This amendment seeks to add some key authorised, official and secure databases to the existing, publicly produced lists that will be checked to find people so that local electoral officers will be able to write to those on such lists to encourage them to register. The groups listed in the amendment—the DVLC, the Student Loans Company, secondary schools, tenancy deposit schemes, and credit reference agencies—are all defined and thus regulated in some way in legislation. They are also covered by good data-protection protocols and have quality governance systems. This amendment would authorise them to provide relevant information to election officers, who can then write inviting those not on the register to sign up.

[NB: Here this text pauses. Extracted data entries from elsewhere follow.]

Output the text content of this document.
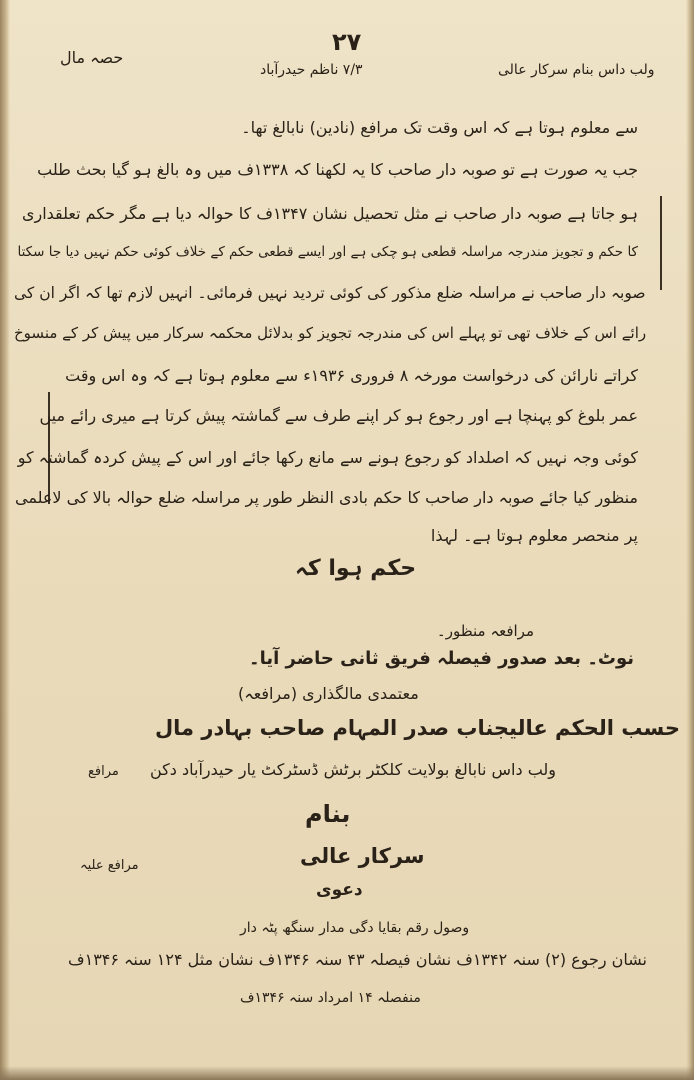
۲۷
حصہ مال
۷/۳ ناظم حیدرآباد	ولب داس بنام سرکار عالی
سے معلوم ہوتا ہے کہ اس وقت تک مرافع (نادین) نابالغ تھا۔
جب یہ صورت ہے تو صوبہ دار صاحب کا یہ لکھنا کہ ۱۳۳۸ف میں وہ بالغ ہو گیا بحث طلب
ہو جاتا ہے صوبہ دار صاحب نے مثل تحصیل نشان ۱۳۴۷ف کا حوالہ دیا ہے مگر حکم تعلقداری
کا حکم و تجویز مندرجہ مراسلہ قطعی ہو چکی ہے اور ایسے قطعی حکم کے خلاف کوئی حکم نہیں دیا جا سکتا
صوبہ دار صاحب نے مراسلہ ضلع مذکور کی کوئی تردید نہیں فرمائی۔ انہیں لازم تھا کہ اگر ان کی
رائے اس کے خلاف تھی تو پہلے اس کی مندرجہ تجویز کو بدلائل محکمہ سرکار میں پیش کر کے منسوخ
کراتے نارائن کی درخواست مورخہ ۸ فروری ۱۹۳۶ء سے معلوم ہوتا ہے کہ وہ اس وقت
عمر بلوغ کو پہنچا ہے اور رجوع ہو کر اپنے طرف سے گماشتہ پیش کرتا ہے میری رائے میں
کوئی وجہ نہیں کہ اصلداد کو رجوع ہونے سے مانع رکھا جائے اور اس کے پیش کردہ گماشتہ کو
منظور کیا جائے صوبہ دار صاحب کا حکم بادی النظر طور پر مراسلہ ضلع حوالہ بالا کی لاعلمی
پر منحصر معلوم ہوتا ہے۔ لہذا
حکم ہوا کہ
مرافعہ منظور۔
نوٹ۔ بعد صدور فیصلہ فریق ثانی حاضر آیا۔
معتمدی مالگذاری (مرافعہ)
حسب الحکم عالیجناب صدر المہام صاحب بہادر مال
ولب داس نابالغ بولایت کلکٹر برٹش ڈسٹرکٹ یار حیدرآباد دکن
مرافع
بنام
سرکار عالی
مرافع علیہ
دعوی
وصول رقم بقایا دگی مدار سنگھ پٹہ دار
نشان رجوع (۲) سنہ ۱۳۴۲ف نشان فیصلہ ۴۳ سنہ ۱۳۴۶ف نشان مثل ۱۲۴ سنہ ۱۳۴۶ف
منفصلہ ۱۴ امرداد سنہ ۱۳۴۶ف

We know from every bit of research that those who are not, in fact, on the electoral register often assume that they are. This may be because they have other dealings with the state. They may have been issued with a driving licence or even an endorsement. They may be receiving or paying back a student loan. They may
have money held by a tenancy deposit scheme or be at school. Given the move to individual registration, there is surely a right for all such people, many of whom think that they are on the register, to be invited to register, with it being clear that being on all those other lists does not make them a voter. All of this might appear obvious: that such sources of data will be key to finding those millions missing from our existing registers, let alone from the new system. However, without this requirement in the Bill, we fear that such data will not be shared in a timely manner and that many of our fellow citizens will never receive a personalised invitation to register to vote.
Northern Ireland moved ahead of us to individual electoral registration and found that its work with schools was very good at getting pupils to register. However, as soon as those pupils left home, registration fell away. As the Electoral Commission’s report shows:
“The majority of inaccuracies are related to entries for people who were no longer resident at the address”.
It also noted that there has been,
“a significant and worrying decline in the accuracy and completeness of Northern Ireland’s electoral register, largely as a result of an approach to maintaining the register which has not been able to keep pace with population movement”.
It is vital that we do not have a similar significant and worrying decline in our register, which is already perhaps 6 million short of what it should be. This amendment will help; perhaps only in a small way, but it will help. I beg to move.